Georgia Ambassador to Russia
- In office February 2008 – 11 July 2008
- President: Mikheil Saakashvili
- Preceded by: Irakli Chubinishvili
- Succeeded by: Vacant

Personal details
- Born: 5 August 1964 Rustavi, Georgian SSR, Soviet Union
- Died: 15 July 2014 (aged 49) Tbilisi, Georgia
- Profession: Politician, media executive

= Erosi Kitsmarishvili =

Georgian diplomat (1964–2014)

Erosi Kitsmarishvili (ეროსი კიწმარიშვილი, 5 August 1964 – 15 July 2014) was a Georgian media executive and served as Ambassador of Georgia to the Russian Federation from February 2008 to July 2008. Appointed in February 2008, Kitsmarishvili was recalled on 11 July after Russia confirmed it had conducted military flights over South Ossetia, a breakaway region of Georgia that would be occupied by Russia after the August 2008 War between the two states.

Prior to accepting the ambassadorial post, Kitsmarishvili owned the Rustavi 2 television broadcasting company, which played a key role during the Rose Revolution of 2003. Since his dismissal in mid-September 2008 by Georgian president Mikheil Saakashvili, he publicly criticized Saakashvili's handling of the August 2008 war with Russia over the breakaway regions of South Ossetia and Abkhazia
— claiming that although Russia had provoked the conflict, the actual fighting had been started by Georgia, and that the United States had approved the Georgian government's plans to retake Abkhazia in early 2008. Kitsmarishvili has also spoken out in favour of increased pluralism in the Georgian media. In November 2009, Kitsmarishvili took over the management rights of the Tbilisi-based pro-opposition television station Maestro TV.

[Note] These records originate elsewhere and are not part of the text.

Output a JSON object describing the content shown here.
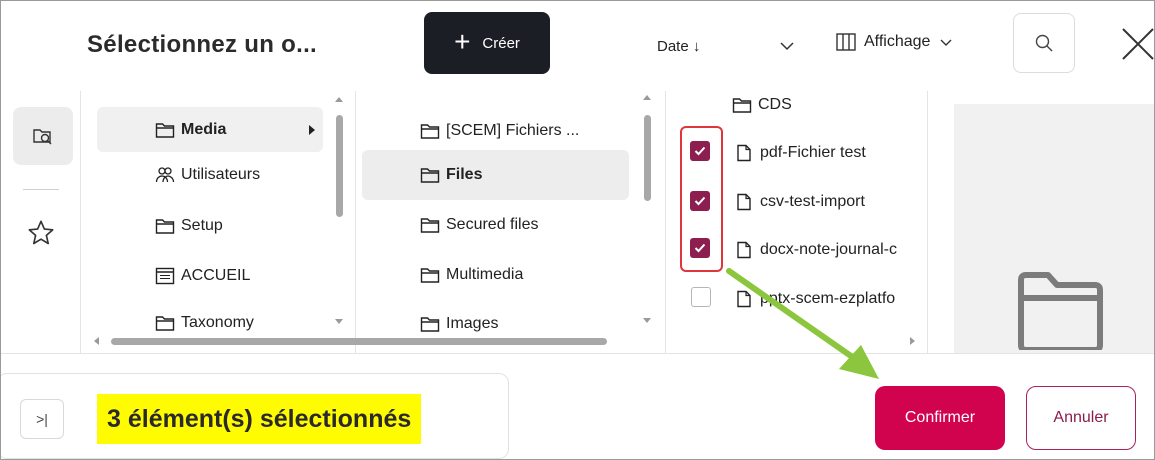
{
  "header": {
    "title": "Sélectionnez un o...",
    "create_label": "Créer",
    "sort_label": "Date ↓",
    "view_label": "Affichage"
  },
  "columns": {
    "col1": [
      {
        "label": "Media",
        "icon": "folder-icon",
        "bold": true,
        "has_children": true
      },
      {
        "label": "Utilisateurs",
        "icon": "users-icon"
      },
      {
        "label": "Setup",
        "icon": "folder-icon"
      },
      {
        "label": "ACCUEIL",
        "icon": "page-icon"
      },
      {
        "label": "Taxonomy",
        "icon": "folder-icon"
      }
    ],
    "col2": [
      {
        "label": "[SCEM] Fichiers ...",
        "icon": "folder-icon"
      },
      {
        "label": "Files",
        "icon": "folder-icon",
        "bold": true,
        "active": true
      },
      {
        "label": "Secured files",
        "icon": "folder-icon"
      },
      {
        "label": "Multimedia",
        "icon": "folder-icon"
      },
      {
        "label": "Images",
        "icon": "folder-icon"
      }
    ],
    "col3": [
      {
        "label": "CDS",
        "icon": "folder-icon",
        "checkbox": null
      },
      {
        "label": "pdf-Fichier test",
        "icon": "file-icon",
        "checkbox": "checked"
      },
      {
        "label": "csv-test-import",
        "icon": "file-icon",
        "checkbox": "checked"
      },
      {
        "label": "docx-note-journal-c",
        "icon": "file-icon",
        "checkbox": "checked"
      },
      {
        "label": "pptx-scem-ezplatfo",
        "icon": "file-icon",
        "checkbox": "unchecked"
      }
    ]
  },
  "footer": {
    "expand_label": ">|",
    "selected_text": "3 élément(s) sélectionnés",
    "confirm_label": "Confirmer",
    "cancel_label": "Annuler"
  },
  "colors": {
    "accent": "#d1034f",
    "checkbox_checked": "#8c1f4f",
    "highlight_red": "#e0363b",
    "annotation_green": "#8cc63f",
    "selected_highlight": "#fffb00"
  }
}
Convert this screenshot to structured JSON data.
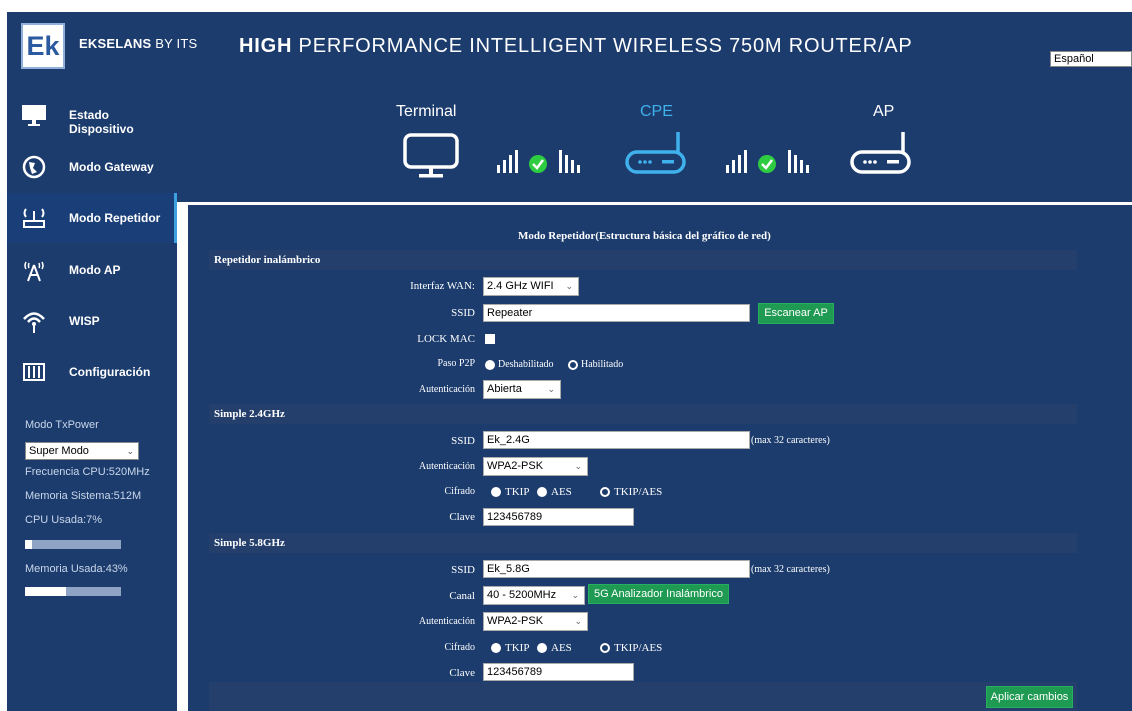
{
  "header": {
    "logo": "Ek",
    "brand": "EKSELANS",
    "brand_by": " BY ITS",
    "product_bold": "HIGH",
    "product": " PERFORMANCE  INTELLIGENT  WIRELESS  750M    ROUTER/AP",
    "language": "Español"
  },
  "sidebar": {
    "items": [
      {
        "label": "Estado Dispositivo",
        "icon": "monitor-icon"
      },
      {
        "label": "Modo Gateway",
        "icon": "globe-icon"
      },
      {
        "label": "Modo Repetidor",
        "icon": "repeater-icon"
      },
      {
        "label": "Modo AP",
        "icon": "antenna-icon"
      },
      {
        "label": "WISP",
        "icon": "wifi-tower-icon"
      },
      {
        "label": "Configuración",
        "icon": "settings-grid-icon"
      }
    ],
    "active_index": 2,
    "txpower_label": "Modo TxPower",
    "txpower_value": "Super Modo",
    "cpu_freq": "Frecuencia CPU:520MHz",
    "memory": "Memoria Sistema:512M",
    "cpu_used": "CPU Usada:7%",
    "cpu_used_fraction": 0.07,
    "memory_used": "Memoria Usada:43%",
    "memory_used_fraction": 0.43
  },
  "topology": {
    "terminal": "Terminal",
    "cpe": "CPE",
    "ap": "AP",
    "accent": "#3fb1ec",
    "ok_color": "#2ecc40"
  },
  "main": {
    "title": "Modo Repetidor(Estructura básica del gráfico de red)",
    "repeater": {
      "section": "Repetidor inalámbrico",
      "wan_label": "Interfaz WAN:",
      "wan_value": "2.4 GHz WIFI",
      "ssid_label": "SSID",
      "ssid_value": "Repeater",
      "scan_button": "Escanear AP",
      "lockmac_label": "LOCK MAC",
      "p2p_label": "Paso P2P",
      "p2p_options": [
        "Deshabilitado",
        "Habilitado"
      ],
      "p2p_selected": "Habilitado",
      "auth_label": "Autenticación",
      "auth_value": "Abierta"
    },
    "band24": {
      "section": "Simple 2.4GHz",
      "ssid_label": "SSID",
      "ssid_value": "Ek_2.4G",
      "ssid_note": "(max 32 caracteres)",
      "auth_label": "Autenticación",
      "auth_value": "WPA2-PSK",
      "cipher_label": "Cifrado",
      "cipher_options": [
        "TKIP",
        "AES",
        "TKIP/AES"
      ],
      "cipher_selected": "TKIP/AES",
      "key_label": "Clave",
      "key_value": "123456789"
    },
    "band58": {
      "section": "Simple 5.8GHz",
      "ssid_label": "SSID",
      "ssid_value": "Ek_5.8G",
      "ssid_note": "(max 32 caracteres)",
      "channel_label": "Canal",
      "channel_value": "40 - 5200MHz",
      "analyzer_button": "5G Analizador Inalámbrico",
      "auth_label": "Autenticación",
      "auth_value": "WPA2-PSK",
      "cipher_label": "Cifrado",
      "cipher_options": [
        "TKIP",
        "AES",
        "TKIP/AES"
      ],
      "cipher_selected": "TKIP/AES",
      "key_label": "Clave",
      "key_value": "123456789"
    },
    "apply_button": "Aplicar cambios"
  }
}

Kitsmarishvili ran for the office of mayor of Rustavi in the 2014 elections, but was defeated.

In July 2014 Kitsmarishvili was found dead in a garage of the apartment block where he lived in Tbilisi's Vake district. The authorities said he had one gunshot wound to the head, and although they were investigating the death under article 115 of the criminal code, which deals with suicide, they would examine other causes of his death as well.